Beginning Friday morning, I ate a normal breakfast pre-flight, then consumed NO solid food until I arrived in Indonesia. I continued my uptake of vitamins and minerals throughout the flight via Airborne® packets and greens powder, plus I drank black coffee or tea to combat the hunger.


Here’s how it worked for me (all times are in EST):

9 AM: ½ cup green juice. 12 oz. black coffee. Bacon and cheddar omelet, potatoes, 1 piece of toast. Normal breakfast.

11AM: 1 pack of airborne vitamins.

1 PM: 2 scoops greens in water.

3 PM: 1 pack of airborne vitamins.

6 PM: black coffee. 1 Litter of water every few hours. I’m going to the bathroom often. I have new flight attendant friends now.
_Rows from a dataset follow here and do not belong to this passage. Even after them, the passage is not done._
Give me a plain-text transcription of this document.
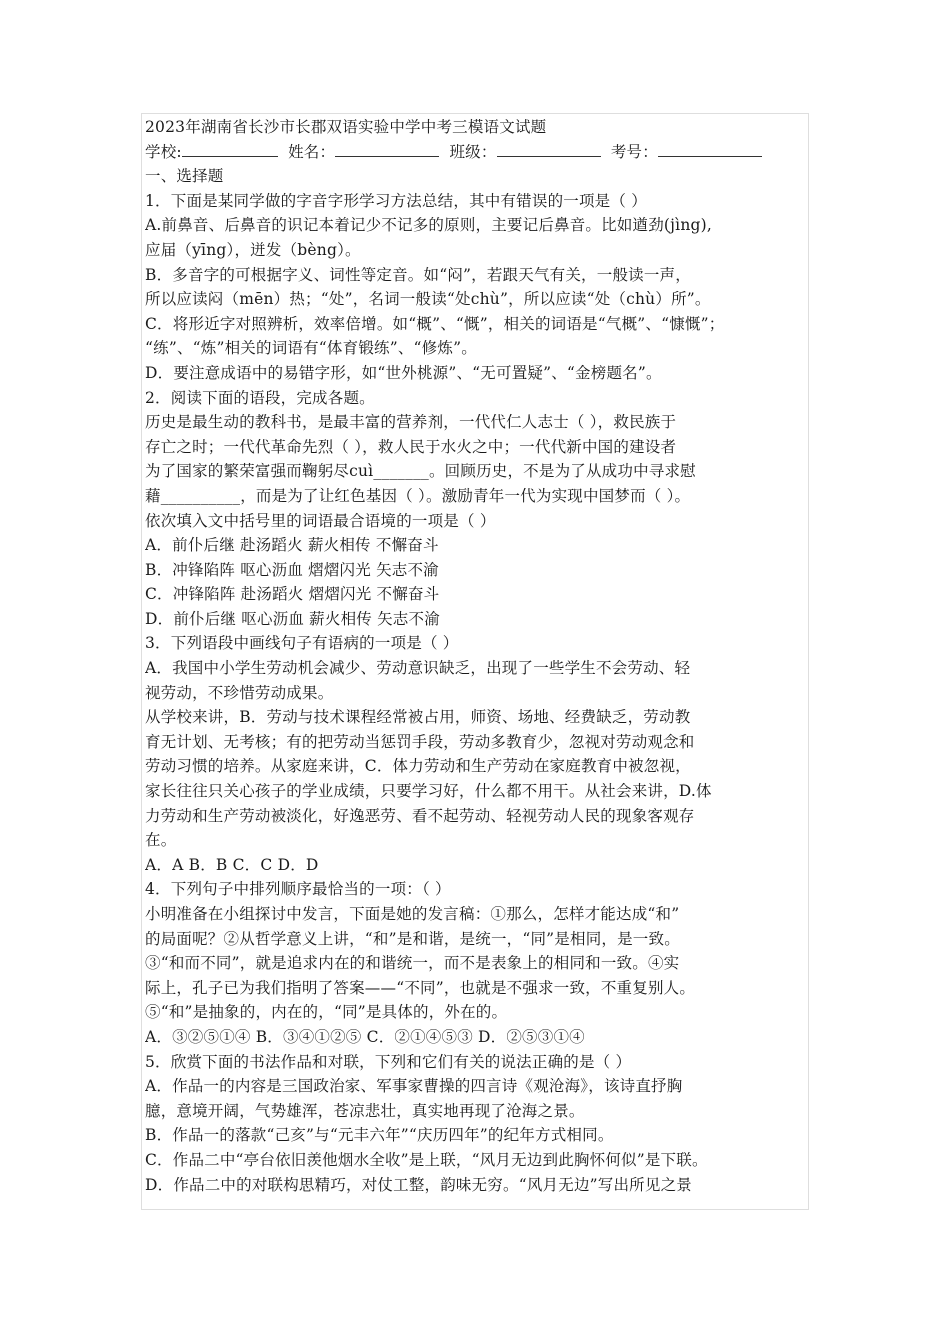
2023年湖南省长沙市长郡双语实验中学中考三模语文试题
学校:	姓名：	班级：	考号：
一、选择题
1．下面是某同学做的字音字形学习方法总结，其中有错误的一项是（ ）
A.前鼻音、后鼻音的识记本着记少不记多的原则，主要记后鼻音。比如遒劲(jìng),
应届（yīng），迸发（bèng）。
B．多音字的可根据字义、词性等定音。如“闷”，若跟天气有关，一般读一声，
所以应读闷（mēn）热；“处”，名词一般读“处chù”，所以应读“处（chù）所”。
C．将形近字对照辨析，效率倍增。如“概”、“慨”，相关的词语是“气概”、“慷慨”；
“练”、“炼”相关的词语有“体育锻练”、“修炼”。
D．要注意成语中的易错字形，如“世外桃源”、“无可置疑”、“金榜题名”。
2．阅读下面的语段，完成各题。
历史是最生动的教科书，是最丰富的营养剂，一代代仁人志士（ ），救民族于
存亡之时；一代代革命先烈（ ），救人民于水火之中；一代代新中国的建设者
为了国家的繁荣富强而鞠躬尽cuì_______。回顾历史，不是为了从成功中寻求慰
藉__________，而是为了让红色基因（ ）。激励青年一代为实现中国梦而（ ）。
依次填入文中括号里的词语最合语境的一项是（ ）
A．前仆后继 赴汤蹈火 薪火相传 不懈奋斗
B．冲锋陷阵 呕心沥血 熠熠闪光 矢志不渝
C．冲锋陷阵 赴汤蹈火 熠熠闪光 不懈奋斗
D．前仆后继 呕心沥血 薪火相传 矢志不渝
3．下列语段中画线句子有语病的一项是（ ）
A．我国中小学生劳动机会减少、劳动意识缺乏，出现了一些学生不会劳动、轻
视劳动，不珍惜劳动成果。
从学校来讲，B．劳动与技术课程经常被占用，师资、场地、经费缺乏，劳动教
育无计划、无考核；有的把劳动当惩罚手段，劳动多教育少，忽视对劳动观念和
劳动习惯的培养。从家庭来讲，C．体力劳动和生产劳动在家庭教育中被忽视，
家长往往只关心孩子的学业成绩，只要学习好，什么都不用干。从社会来讲，D.体
力劳动和生产劳动被淡化，好逸恶劳、看不起劳动、轻视劳动人民的现象客观存
在。
A．A B．B C．C D．D
4．下列句子中排列顺序最恰当的一项：（ ）
小明准备在小组探讨中发言，下面是她的发言稿：①那么，怎样才能达成“和”
的局面呢？②从哲学意义上讲，“和”是和谐，是统一，“同”是相同，是一致。
③“和而不同”，就是追求内在的和谐统一，而不是表象上的相同和一致。④实
际上，孔子已为我们指明了答案——“不同”，也就是不强求一致，不重复别人。
⑤“和”是抽象的，内在的，“同”是具体的，外在的。
A．③②⑤①④ B．③④①②⑤ C．②①④⑤③ D．②⑤③①④
5．欣赏下面的书法作品和对联，下列和它们有关的说法正确的是（ ）
A．作品一的内容是三国政治家、军事家曹操的四言诗《观沧海》，该诗直抒胸
臆，意境开阔，气势雄浑，苍凉悲壮，真实地再现了沧海之景。
B．作品一的落款“己亥”与“元丰六年”“庆历四年”的纪年方式相同。
C．作品二中“亭台依旧羡他烟水全收”是上联，“风月无边到此胸怀何似”是下联。
D．作品二中的对联构思精巧，对仗工整，韵味无穷。“风月无边”写出所见之景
9 PM: 2 scoops greens in water.

2 AM: Arrival in Hong Kong. Local time is 2 PM. More vitamins and green powder for the next four hours, plus lots of water.


6 AM: Normal-sized meal at local time (6 PM HKT).

I went to bed a few hours later around 9pm local time. I slept through the night and woke up at 6 AM for next leg of our journey well rested. I felt great. Although 6am HK time was really 6pm NY time, it felt like morning. I had some black coffee and an omelet and charged the day full speed ahead.

This feeling was a stark contrast to other experiences I’ve had with flights across times zones. A simple cross-country flight from NY to CA would throw me out of whack for a few days. Now I fast during the flight and try to time my meals around the local times the best I can. This strategy has worked wonders for me.



Minimizing the physiological side effects of jet lag is possible—it’s all about easing your body into the new time zone. Once you understand a little bit about how the body works, you can experiment on your next trip and see what works best for you.

Try fasting during your next flight. Trust me, you won’t be missing out on any gourmet meals either! Don’t eat any food during the flight, and then eat a normal meal during the local mealtime. This should help you get over jet lag quickly.